Community-based organizations still follow the Saul Alinsky-model of organizing to "building power strategically". Readily accepting and working with the system. Working with an electoral campaign or drafting legislation with the hopes that bank/government/whatever-the-fuck accountability will bring about some real change this time around. Your politics are boring.

Organizers and activists are forced to aim for reform or short-term gains. To "save" a closing school - what about the public school system that is systematically failing poor students of color? Or to publicly shame a corrupt politician - what about the structure of electoral politics that allow organized money to push broad-scale political agendas? To put out fires but never to disarm the arsons. Your politics are boring.

(editor’s note: this is not to say short-term gains are not important - they are because oppressed people are forced to operate on survival mode directly because of structural conditions of concentrated power and wealth.)
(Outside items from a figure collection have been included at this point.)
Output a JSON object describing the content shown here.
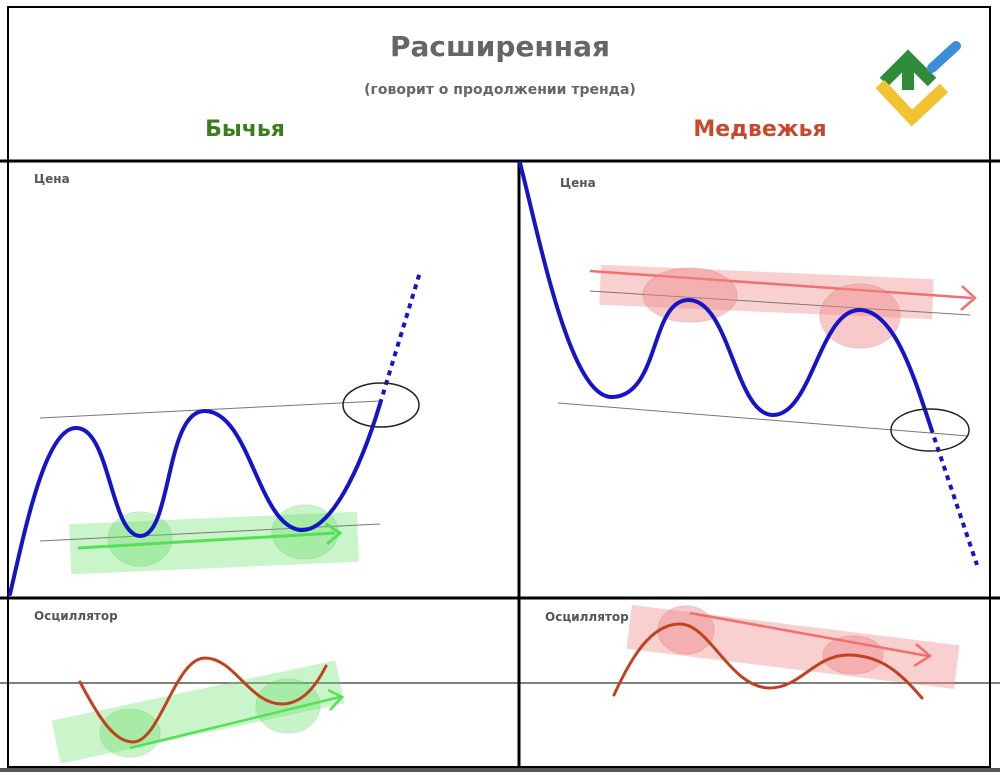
{
  "header": {
    "title": "Расширенная",
    "subtitle": "(говорит о продолжении тренда)"
  },
  "panels": {
    "bullish": {
      "heading": "Бычья",
      "price_label": "Цена",
      "oscillator_label": "Осциллятор"
    },
    "bearish": {
      "heading": "Медвежья",
      "price_label": "Цена",
      "oscillator_label": "Осциллятор"
    }
  },
  "logo": {
    "icon": "brand-logo-icon",
    "colors": [
      "#2e8b3a",
      "#f2c230",
      "#3b8fd9"
    ]
  },
  "colors": {
    "price_line": "#1515c8",
    "oscillator_line": "#c0431f",
    "bull_zone": "#66e066",
    "bear_zone": "#f08a8a",
    "bull_heading": "#3a7d1c",
    "bear_heading": "#c9472c",
    "grid": "#000000"
  }
}
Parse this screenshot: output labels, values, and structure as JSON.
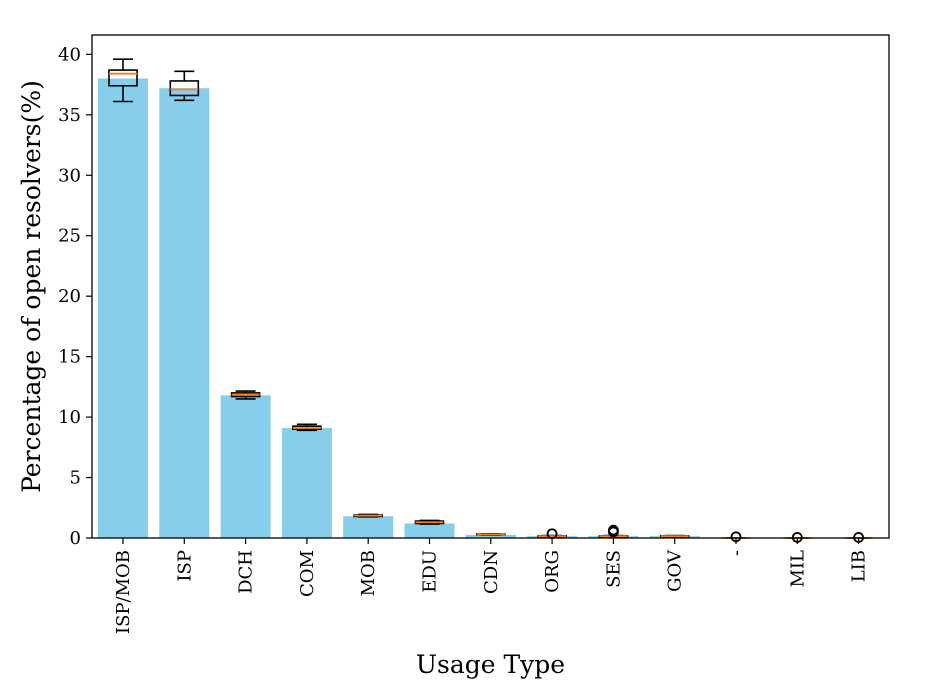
{
  "chart_data": {
    "type": "bar",
    "xlabel": "Usage Type",
    "ylabel": "Percentage of open resolvers(%)",
    "ylim": [
      0,
      41.6
    ],
    "yticks": [
      0,
      5,
      10,
      15,
      20,
      25,
      30,
      35,
      40
    ],
    "categories": [
      "ISP/MOB",
      "ISP",
      "DCH",
      "COM",
      "MOB",
      "EDU",
      "CDN",
      "ORG",
      "SES",
      "GOV",
      "-",
      "MIL",
      "LIB"
    ],
    "values": [
      38.0,
      37.2,
      11.8,
      9.1,
      1.8,
      1.2,
      0.25,
      0.15,
      0.15,
      0.15,
      0.0,
      0.0,
      0.0
    ],
    "boxplots": [
      {
        "whisker_low": 36.1,
        "q1": 37.4,
        "median": 38.4,
        "q3": 38.7,
        "whisker_high": 39.6,
        "outliers": []
      },
      {
        "whisker_low": 36.2,
        "q1": 36.6,
        "median": 37.1,
        "q3": 37.8,
        "whisker_high": 38.6,
        "outliers": []
      },
      {
        "whisker_low": 11.5,
        "q1": 11.7,
        "median": 11.85,
        "q3": 12.0,
        "whisker_high": 12.15,
        "outliers": []
      },
      {
        "whisker_low": 8.9,
        "q1": 9.0,
        "median": 9.1,
        "q3": 9.25,
        "whisker_high": 9.4,
        "outliers": []
      },
      {
        "whisker_low": 1.75,
        "q1": 1.78,
        "median": 1.85,
        "q3": 1.9,
        "whisker_high": 1.95,
        "outliers": []
      },
      {
        "whisker_low": 1.15,
        "q1": 1.2,
        "median": 1.3,
        "q3": 1.4,
        "whisker_high": 1.45,
        "outliers": []
      },
      {
        "whisker_low": 0.25,
        "q1": 0.27,
        "median": 0.3,
        "q3": 0.33,
        "whisker_high": 0.35,
        "outliers": []
      },
      {
        "whisker_low": 0.1,
        "q1": 0.12,
        "median": 0.15,
        "q3": 0.18,
        "whisker_high": 0.2,
        "outliers": [
          0.35
        ]
      },
      {
        "whisker_low": 0.08,
        "q1": 0.1,
        "median": 0.15,
        "q3": 0.18,
        "whisker_high": 0.2,
        "outliers": [
          0.5,
          0.65
        ]
      },
      {
        "whisker_low": 0.1,
        "q1": 0.12,
        "median": 0.15,
        "q3": 0.18,
        "whisker_high": 0.2,
        "outliers": []
      },
      {
        "whisker_low": 0.0,
        "q1": 0.0,
        "median": 0.0,
        "q3": 0.0,
        "whisker_high": 0.0,
        "outliers": [
          0.1
        ]
      },
      {
        "whisker_low": 0.0,
        "q1": 0.0,
        "median": 0.0,
        "q3": 0.0,
        "whisker_high": 0.0,
        "outliers": [
          0.05
        ]
      },
      {
        "whisker_low": 0.0,
        "q1": 0.0,
        "median": 0.0,
        "q3": 0.0,
        "whisker_high": 0.0,
        "outliers": [
          0.05
        ]
      }
    ],
    "colors": {
      "bar": "#87ceeb",
      "box": "#000000",
      "median": "#ff7f0e",
      "axes": "#000000"
    },
    "grid": false,
    "legend": "none"
  }
}
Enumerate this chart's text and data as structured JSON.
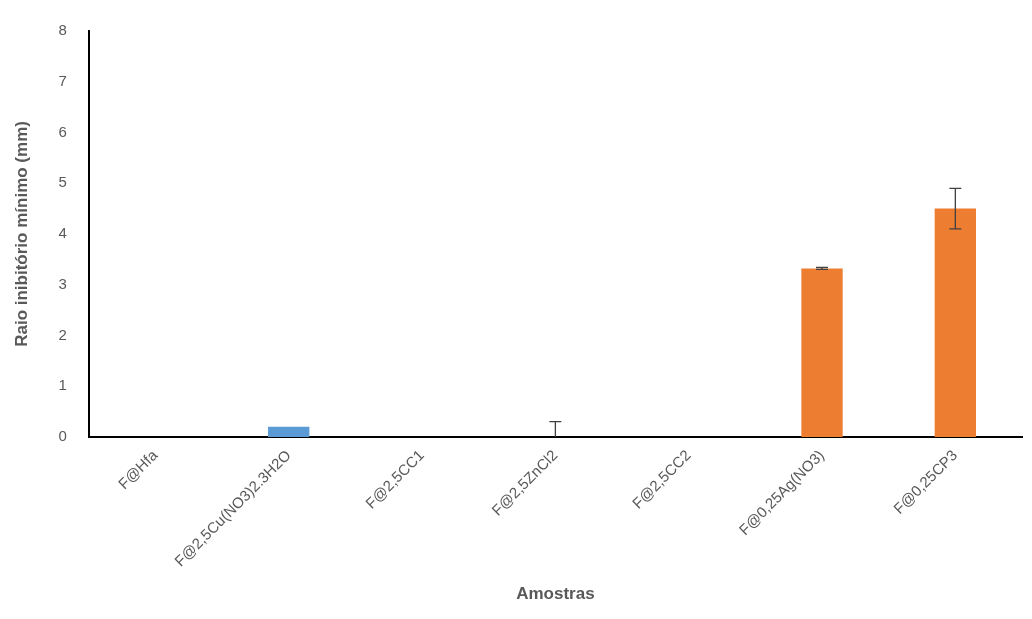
{
  "chart_data": {
    "type": "bar",
    "xlabel": "Amostras",
    "ylabel": "Raio inibitório mínimo (mm)",
    "categories": [
      "F@Hfa",
      "F@2,5Cu(NO3)2.3H2O",
      "F@2,5CC1",
      "F@2,5ZnCl2",
      "F@2,5CC2",
      "F@0,25Ag(NO3)",
      "F@0,25CP3"
    ],
    "values": [
      0,
      0.2,
      0,
      0,
      0,
      3.32,
      4.5
    ],
    "colors": [
      "#5b9bd5",
      "#5b9bd5",
      "#5b9bd5",
      "#5b9bd5",
      "#ed7d31",
      "#ed7d31",
      "#ed7d31"
    ],
    "errors": [
      null,
      null,
      null,
      [
        0,
        0.3
      ],
      null,
      0.02,
      0.4
    ],
    "ylim": [
      0,
      8
    ],
    "yticks": [
      0,
      1,
      2,
      3,
      4,
      5,
      6,
      7,
      8
    ],
    "grid": false,
    "legend": false
  }
}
It’s easy to point at problems. Most folks could wax about all the fuckery in the world. And many do, regularly. To criticize safely from the sidelines. But what does all of your analysis and critique build towards? Your politics are boring.
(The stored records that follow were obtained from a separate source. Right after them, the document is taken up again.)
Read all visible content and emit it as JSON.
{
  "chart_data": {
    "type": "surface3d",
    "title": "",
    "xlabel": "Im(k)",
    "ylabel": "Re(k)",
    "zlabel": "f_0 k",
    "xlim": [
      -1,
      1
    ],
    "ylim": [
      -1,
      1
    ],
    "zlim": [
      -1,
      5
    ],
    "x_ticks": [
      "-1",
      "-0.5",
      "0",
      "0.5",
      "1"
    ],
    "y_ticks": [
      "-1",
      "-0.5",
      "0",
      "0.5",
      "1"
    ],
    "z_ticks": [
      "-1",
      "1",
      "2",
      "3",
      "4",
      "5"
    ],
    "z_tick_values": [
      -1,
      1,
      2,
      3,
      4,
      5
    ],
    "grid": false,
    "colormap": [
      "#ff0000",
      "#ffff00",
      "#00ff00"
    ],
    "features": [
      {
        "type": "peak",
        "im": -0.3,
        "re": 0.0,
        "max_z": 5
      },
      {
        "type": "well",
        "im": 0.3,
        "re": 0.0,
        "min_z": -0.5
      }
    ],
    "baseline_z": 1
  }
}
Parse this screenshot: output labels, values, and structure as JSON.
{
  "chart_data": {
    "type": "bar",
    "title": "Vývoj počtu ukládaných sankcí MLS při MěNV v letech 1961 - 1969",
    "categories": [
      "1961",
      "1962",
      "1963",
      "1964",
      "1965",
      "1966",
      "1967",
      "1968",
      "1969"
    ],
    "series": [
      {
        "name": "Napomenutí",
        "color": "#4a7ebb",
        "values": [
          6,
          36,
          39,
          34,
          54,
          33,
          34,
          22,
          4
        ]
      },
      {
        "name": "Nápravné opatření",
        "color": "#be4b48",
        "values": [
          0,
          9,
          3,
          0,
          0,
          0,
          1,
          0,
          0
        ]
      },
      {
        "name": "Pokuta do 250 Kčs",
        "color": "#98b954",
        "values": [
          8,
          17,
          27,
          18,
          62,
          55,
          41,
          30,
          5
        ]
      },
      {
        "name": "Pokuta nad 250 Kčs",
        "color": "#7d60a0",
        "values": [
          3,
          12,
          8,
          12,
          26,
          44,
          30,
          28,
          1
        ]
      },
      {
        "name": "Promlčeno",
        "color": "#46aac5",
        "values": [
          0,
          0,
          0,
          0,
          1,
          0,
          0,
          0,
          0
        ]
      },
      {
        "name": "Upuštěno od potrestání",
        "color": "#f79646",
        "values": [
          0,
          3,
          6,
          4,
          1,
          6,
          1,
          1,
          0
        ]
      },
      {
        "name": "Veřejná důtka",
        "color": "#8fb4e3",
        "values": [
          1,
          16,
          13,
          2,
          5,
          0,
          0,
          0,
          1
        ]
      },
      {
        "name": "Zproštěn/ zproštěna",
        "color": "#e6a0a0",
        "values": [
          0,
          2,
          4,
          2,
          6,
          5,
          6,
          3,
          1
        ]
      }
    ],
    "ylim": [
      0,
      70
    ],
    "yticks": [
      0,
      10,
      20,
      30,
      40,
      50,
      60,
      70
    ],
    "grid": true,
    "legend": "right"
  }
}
The difficult part is creating solutions, viable alternatives, liberated and liberative spaces. Solutions that provide for basic needs and rights – food, shelter, education, work, dignity – apart from the system. And in the process, (re)cultivating (re)creating and (re)building community. Models of such structures exist all about us, we just have to look for them.

The Zapatistas have liberated the state in Chiapas.



The Black Panther Party created the Free Breakfast For Children program.



Freedom schools have educated students all over the country for the past 50 years.



* * * * *

It's abundantly clear to me now that truly liberative organizing comes from the ability to bring folks together to build their own means of sustenance. The same old protest politics are going nowhere. The revolution we dream of is in our hands - it is our responsibility to create the world we need.

When there is no need for "the man" or the state; when we can disengage from capitalism or existing systems of oppression and domination; when we no longer need the system to take care of our needs; when we are no longer cogs in the matrix. Only then are we free, self-determined and autonomous.

Whether it means alternative food systems, collective housing, worker-owned cooperatives, freedom schools... the revolution of daily values and the building blocks of community. To hold our glass up to theirs rather than just merely call their glass dirty. This is the means by which we liberate ourselves and each other.